Center for Strategic Communication

The comments people have left regarding my post yesterday are fascinating and worth checking out. Many are open to women attending Ranger School and other infantry training in theory but have absolutely no faith whatsoever that the U.S. Army will not water down physical standards. This is my greatest concern as well, mainly because, as I argued in the original post, the U.S. Army always screws this up.

I believe holding men and women in the military to different physical standards — and holding people in different age groups to different physical standards — is wrong. In war (and elsewhere in life), you can either do the job or you cannot. If you want to have different physical requirements for different military occupational specialties, fine. The physical demands placed on an Airborne Ranger are different than those placed on a truck driver or dental hygienist, and I don’t expect the latter to be able to do all the things the former can do.
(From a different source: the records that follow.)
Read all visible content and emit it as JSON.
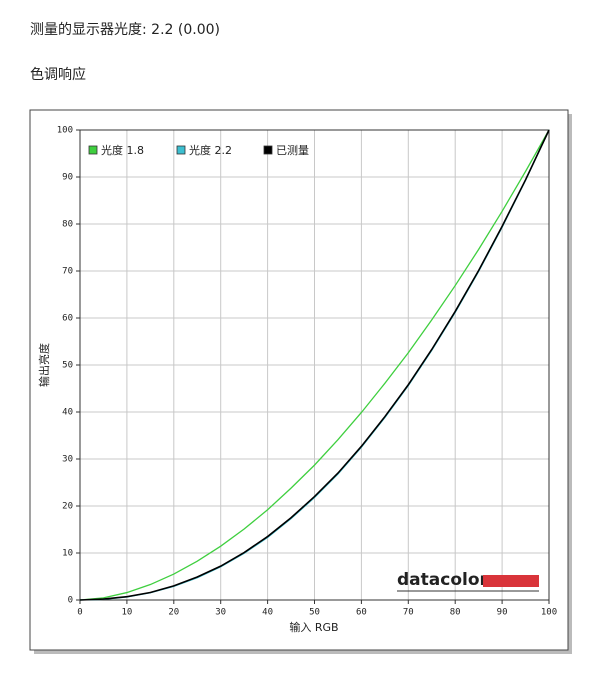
{
  "header": {
    "title": "测量的显示器光度:  2.2 (0.00)",
    "section": "色调响应"
  },
  "chart_data": {
    "type": "line",
    "x_label": "输入 RGB",
    "y_label": "输出亮度",
    "brand": "datacolor",
    "x": [
      0,
      5,
      10,
      15,
      20,
      25,
      30,
      35,
      40,
      45,
      50,
      55,
      60,
      65,
      70,
      75,
      80,
      85,
      90,
      95,
      100
    ],
    "series": [
      {
        "name": "光度 1.8",
        "color": "#3fcf3f",
        "values": [
          0,
          0.45,
          1.58,
          3.29,
          5.52,
          8.25,
          11.45,
          15.1,
          19.2,
          23.8,
          28.7,
          34.1,
          39.9,
          46.1,
          52.6,
          59.6,
          66.9,
          74.6,
          82.7,
          91.2,
          100
        ]
      },
      {
        "name": "光度 2.2",
        "color": "#3cbfd0",
        "values": [
          0,
          0.14,
          0.63,
          1.54,
          2.9,
          4.74,
          7.07,
          9.93,
          13.3,
          17.3,
          21.8,
          26.8,
          32.5,
          38.8,
          45.6,
          53.1,
          61.2,
          69.9,
          79.3,
          89.3,
          100
        ]
      },
      {
        "name": "已测量",
        "color": "#000000",
        "values": [
          0,
          0.2,
          0.7,
          1.6,
          3.0,
          4.9,
          7.2,
          10.1,
          13.5,
          17.5,
          22.0,
          27.0,
          32.7,
          39.0,
          45.8,
          53.3,
          61.4,
          70.1,
          79.5,
          89.4,
          100
        ]
      }
    ],
    "xlim": [
      0,
      100
    ],
    "ylim": [
      0,
      100
    ],
    "xticks": [
      0,
      10,
      20,
      30,
      40,
      50,
      60,
      70,
      80,
      90,
      100
    ],
    "yticks": [
      0,
      10,
      20,
      30,
      40,
      50,
      60,
      70,
      80,
      90,
      100
    ],
    "grid": true,
    "legend": "top-left"
  }
}
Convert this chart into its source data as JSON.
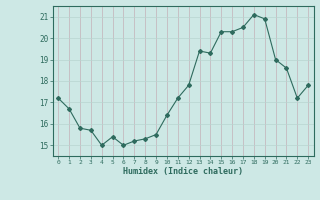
{
  "x": [
    0,
    1,
    2,
    3,
    4,
    5,
    6,
    7,
    8,
    9,
    10,
    11,
    12,
    13,
    14,
    15,
    16,
    17,
    18,
    19,
    20,
    21,
    22,
    23
  ],
  "y": [
    17.2,
    16.7,
    15.8,
    15.7,
    15.0,
    15.4,
    15.0,
    15.2,
    15.3,
    15.5,
    16.4,
    17.2,
    17.8,
    19.4,
    19.3,
    20.3,
    20.3,
    20.5,
    21.1,
    20.9,
    19.0,
    18.6,
    17.2,
    17.8
  ],
  "xlim": [
    -0.5,
    23.5
  ],
  "ylim": [
    14.5,
    21.5
  ],
  "yticks": [
    15,
    16,
    17,
    18,
    19,
    20,
    21
  ],
  "xticks": [
    0,
    1,
    2,
    3,
    4,
    5,
    6,
    7,
    8,
    9,
    10,
    11,
    12,
    13,
    14,
    15,
    16,
    17,
    18,
    19,
    20,
    21,
    22,
    23
  ],
  "xlabel": "Humidex (Indice chaleur)",
  "line_color": "#2e6b5e",
  "marker": "D",
  "marker_size": 2.0,
  "bg_color": "#cde8e5",
  "grid_color_v": "#c4b0b8",
  "grid_color_h": "#b8d4d0",
  "tick_color": "#2e6b5e",
  "xlabel_color": "#2e6b5e"
}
The physical standards for Ranger School are, regardless of anyone’s age, the ones that apply to the male 17-21 year-old age group — which are the hardest standards. Those should then be the standards for women who attend the course, right? Again, in theory, this makes sense. But the U.S. Army always always always ends up watering down the physical standards when it looks like too few women might qualify. 
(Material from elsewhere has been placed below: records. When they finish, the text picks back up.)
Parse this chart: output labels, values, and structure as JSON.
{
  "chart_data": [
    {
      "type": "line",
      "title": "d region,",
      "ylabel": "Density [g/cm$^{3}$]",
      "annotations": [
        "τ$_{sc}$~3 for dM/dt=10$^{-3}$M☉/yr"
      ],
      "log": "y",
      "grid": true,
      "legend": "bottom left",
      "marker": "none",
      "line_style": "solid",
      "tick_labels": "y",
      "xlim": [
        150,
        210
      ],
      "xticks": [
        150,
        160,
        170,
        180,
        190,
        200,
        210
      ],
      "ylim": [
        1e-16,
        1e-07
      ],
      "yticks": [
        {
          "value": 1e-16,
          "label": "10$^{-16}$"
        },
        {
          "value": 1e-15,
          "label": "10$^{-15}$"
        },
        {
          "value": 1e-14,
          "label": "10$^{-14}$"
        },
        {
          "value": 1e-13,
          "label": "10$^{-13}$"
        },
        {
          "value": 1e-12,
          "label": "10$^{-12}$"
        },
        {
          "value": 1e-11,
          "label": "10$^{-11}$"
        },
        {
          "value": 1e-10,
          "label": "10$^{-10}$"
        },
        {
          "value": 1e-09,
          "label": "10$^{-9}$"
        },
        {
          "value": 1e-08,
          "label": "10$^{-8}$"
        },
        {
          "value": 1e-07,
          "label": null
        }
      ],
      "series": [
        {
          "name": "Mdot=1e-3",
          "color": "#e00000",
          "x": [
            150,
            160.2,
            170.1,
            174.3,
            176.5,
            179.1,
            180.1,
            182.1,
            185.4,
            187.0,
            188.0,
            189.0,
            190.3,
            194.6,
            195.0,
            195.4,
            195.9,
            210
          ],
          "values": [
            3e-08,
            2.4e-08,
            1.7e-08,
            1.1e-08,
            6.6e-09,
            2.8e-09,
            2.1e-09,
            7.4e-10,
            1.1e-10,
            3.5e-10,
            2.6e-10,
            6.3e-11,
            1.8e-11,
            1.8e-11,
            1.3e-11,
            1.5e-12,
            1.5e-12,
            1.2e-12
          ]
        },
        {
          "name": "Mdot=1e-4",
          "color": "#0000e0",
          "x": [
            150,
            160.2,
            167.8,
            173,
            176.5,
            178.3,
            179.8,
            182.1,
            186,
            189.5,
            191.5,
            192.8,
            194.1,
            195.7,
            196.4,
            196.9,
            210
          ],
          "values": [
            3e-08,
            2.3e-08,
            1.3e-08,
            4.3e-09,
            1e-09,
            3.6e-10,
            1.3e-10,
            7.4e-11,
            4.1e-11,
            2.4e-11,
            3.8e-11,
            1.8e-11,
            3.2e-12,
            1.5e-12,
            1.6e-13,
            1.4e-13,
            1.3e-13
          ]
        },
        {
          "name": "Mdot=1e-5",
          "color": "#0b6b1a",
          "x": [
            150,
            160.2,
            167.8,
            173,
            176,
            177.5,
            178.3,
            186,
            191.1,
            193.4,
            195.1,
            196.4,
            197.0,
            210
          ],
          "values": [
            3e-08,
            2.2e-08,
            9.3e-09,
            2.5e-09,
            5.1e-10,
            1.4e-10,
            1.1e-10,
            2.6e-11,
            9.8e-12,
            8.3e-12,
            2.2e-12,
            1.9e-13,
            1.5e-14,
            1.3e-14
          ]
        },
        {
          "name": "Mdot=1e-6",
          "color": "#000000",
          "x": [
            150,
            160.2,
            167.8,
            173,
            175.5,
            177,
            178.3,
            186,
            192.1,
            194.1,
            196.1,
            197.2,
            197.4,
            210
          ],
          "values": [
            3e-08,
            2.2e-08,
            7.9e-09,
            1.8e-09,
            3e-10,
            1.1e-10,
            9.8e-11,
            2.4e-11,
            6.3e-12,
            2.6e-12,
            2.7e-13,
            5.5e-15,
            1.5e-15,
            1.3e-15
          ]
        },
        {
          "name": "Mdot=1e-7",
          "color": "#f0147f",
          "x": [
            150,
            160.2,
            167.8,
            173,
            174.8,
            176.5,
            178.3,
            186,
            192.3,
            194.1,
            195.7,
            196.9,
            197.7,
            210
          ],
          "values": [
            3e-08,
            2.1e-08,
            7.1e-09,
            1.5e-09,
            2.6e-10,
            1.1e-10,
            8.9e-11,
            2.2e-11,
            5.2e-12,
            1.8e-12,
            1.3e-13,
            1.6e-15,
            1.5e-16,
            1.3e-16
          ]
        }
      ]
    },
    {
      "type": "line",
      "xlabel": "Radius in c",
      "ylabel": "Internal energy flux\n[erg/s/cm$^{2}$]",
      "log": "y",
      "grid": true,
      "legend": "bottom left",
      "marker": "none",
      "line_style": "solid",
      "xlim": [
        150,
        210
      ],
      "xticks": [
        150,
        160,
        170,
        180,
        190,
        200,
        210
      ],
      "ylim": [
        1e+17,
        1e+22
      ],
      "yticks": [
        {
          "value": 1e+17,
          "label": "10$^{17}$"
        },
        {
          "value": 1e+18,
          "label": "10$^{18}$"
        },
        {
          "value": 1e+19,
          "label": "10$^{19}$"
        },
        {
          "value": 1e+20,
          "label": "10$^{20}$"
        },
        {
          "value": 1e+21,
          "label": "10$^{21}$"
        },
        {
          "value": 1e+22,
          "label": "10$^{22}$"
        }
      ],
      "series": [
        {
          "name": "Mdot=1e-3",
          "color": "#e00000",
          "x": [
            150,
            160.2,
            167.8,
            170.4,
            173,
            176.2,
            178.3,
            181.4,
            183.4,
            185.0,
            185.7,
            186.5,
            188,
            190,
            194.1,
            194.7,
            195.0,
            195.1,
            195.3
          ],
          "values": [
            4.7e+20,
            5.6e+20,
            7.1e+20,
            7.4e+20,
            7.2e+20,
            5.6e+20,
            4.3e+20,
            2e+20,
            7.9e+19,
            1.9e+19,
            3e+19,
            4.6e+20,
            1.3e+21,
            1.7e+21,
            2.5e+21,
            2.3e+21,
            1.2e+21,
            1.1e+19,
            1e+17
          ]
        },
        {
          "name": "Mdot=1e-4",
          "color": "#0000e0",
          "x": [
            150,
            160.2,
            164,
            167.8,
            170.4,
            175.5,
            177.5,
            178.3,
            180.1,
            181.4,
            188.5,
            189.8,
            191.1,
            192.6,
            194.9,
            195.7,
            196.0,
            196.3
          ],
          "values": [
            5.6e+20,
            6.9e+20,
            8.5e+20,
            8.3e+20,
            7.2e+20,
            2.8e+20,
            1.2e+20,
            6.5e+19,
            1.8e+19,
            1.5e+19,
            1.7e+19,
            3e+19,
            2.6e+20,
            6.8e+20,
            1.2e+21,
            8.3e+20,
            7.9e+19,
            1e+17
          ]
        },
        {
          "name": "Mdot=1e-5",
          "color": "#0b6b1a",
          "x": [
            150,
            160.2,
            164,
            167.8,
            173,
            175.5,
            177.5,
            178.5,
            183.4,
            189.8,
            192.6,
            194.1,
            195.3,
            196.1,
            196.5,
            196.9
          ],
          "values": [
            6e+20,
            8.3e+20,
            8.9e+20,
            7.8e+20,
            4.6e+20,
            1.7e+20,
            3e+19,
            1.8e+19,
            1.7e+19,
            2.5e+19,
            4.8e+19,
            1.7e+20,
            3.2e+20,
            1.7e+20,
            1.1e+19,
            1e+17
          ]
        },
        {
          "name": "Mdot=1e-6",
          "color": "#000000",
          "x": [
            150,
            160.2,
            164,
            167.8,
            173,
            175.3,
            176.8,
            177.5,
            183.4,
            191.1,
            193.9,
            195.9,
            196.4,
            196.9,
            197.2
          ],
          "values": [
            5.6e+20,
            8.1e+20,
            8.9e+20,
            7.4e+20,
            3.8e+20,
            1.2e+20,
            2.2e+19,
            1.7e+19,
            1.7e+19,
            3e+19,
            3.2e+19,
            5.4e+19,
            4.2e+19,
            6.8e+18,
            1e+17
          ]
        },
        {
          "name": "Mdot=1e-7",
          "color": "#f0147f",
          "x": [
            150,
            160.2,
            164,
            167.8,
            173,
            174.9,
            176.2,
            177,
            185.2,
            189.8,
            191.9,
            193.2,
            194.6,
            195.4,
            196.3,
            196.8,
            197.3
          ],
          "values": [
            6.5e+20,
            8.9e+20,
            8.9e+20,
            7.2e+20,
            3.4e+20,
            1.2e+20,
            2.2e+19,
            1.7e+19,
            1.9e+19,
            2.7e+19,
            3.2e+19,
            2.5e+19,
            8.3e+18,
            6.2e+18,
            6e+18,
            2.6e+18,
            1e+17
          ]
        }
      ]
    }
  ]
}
As I wrote yesterday, I think this cheats the women out there who can compete with their male peers on a level playing field. And it cheats all women because it, again, teaches everyone in the military that women are the weaker sex and need a graded scale in order to serve their country.
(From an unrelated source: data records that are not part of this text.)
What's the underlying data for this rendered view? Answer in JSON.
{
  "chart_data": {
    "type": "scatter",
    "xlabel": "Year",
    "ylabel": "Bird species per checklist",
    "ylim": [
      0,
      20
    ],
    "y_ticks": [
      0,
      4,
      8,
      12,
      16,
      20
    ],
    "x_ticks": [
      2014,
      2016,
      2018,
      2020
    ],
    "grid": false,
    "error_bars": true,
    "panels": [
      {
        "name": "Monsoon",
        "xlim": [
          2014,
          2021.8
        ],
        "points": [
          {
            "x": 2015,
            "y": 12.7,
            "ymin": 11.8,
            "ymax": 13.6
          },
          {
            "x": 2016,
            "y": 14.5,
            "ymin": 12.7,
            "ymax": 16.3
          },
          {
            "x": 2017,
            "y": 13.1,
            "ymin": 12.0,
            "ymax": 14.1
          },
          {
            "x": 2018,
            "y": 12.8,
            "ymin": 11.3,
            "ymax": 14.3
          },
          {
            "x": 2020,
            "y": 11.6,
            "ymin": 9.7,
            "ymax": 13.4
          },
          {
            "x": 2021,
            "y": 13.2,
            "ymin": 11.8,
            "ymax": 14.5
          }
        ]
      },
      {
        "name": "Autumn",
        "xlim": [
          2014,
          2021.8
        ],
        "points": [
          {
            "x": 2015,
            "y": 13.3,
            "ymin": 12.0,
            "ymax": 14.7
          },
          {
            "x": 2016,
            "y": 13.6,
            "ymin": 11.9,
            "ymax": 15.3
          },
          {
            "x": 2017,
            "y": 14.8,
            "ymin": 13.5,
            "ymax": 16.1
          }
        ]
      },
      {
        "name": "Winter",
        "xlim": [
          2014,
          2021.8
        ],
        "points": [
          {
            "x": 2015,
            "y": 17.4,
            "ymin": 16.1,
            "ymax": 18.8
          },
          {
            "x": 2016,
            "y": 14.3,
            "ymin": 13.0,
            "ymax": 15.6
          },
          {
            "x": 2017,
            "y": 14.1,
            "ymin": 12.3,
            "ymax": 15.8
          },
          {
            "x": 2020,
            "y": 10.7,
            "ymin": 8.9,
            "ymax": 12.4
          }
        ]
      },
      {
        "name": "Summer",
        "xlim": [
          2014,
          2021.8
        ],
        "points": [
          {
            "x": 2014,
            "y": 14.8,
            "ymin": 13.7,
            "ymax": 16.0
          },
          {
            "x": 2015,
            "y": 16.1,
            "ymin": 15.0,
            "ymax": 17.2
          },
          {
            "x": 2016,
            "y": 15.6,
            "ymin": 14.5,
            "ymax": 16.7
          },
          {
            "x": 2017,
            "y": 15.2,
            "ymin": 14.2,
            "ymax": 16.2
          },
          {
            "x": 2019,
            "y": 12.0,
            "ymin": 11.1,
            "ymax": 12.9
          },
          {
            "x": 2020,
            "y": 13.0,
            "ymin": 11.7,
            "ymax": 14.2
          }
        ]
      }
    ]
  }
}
This is ridiculous. Sex and gender equality does not mean lowering the standards to allow more women to serve. Sex and gender equality means caring far less about the sex of someone and more about what that person can or cannot do physically. If we end up having fewer women in the service as a result, that’s okay because everyone will know those women advanced on merit and did not need anyone to place their thumb on the scale when it came time to asess their physical capabilities. 

It’s just sad that so few believe the U.S. Army has the integrity to do this.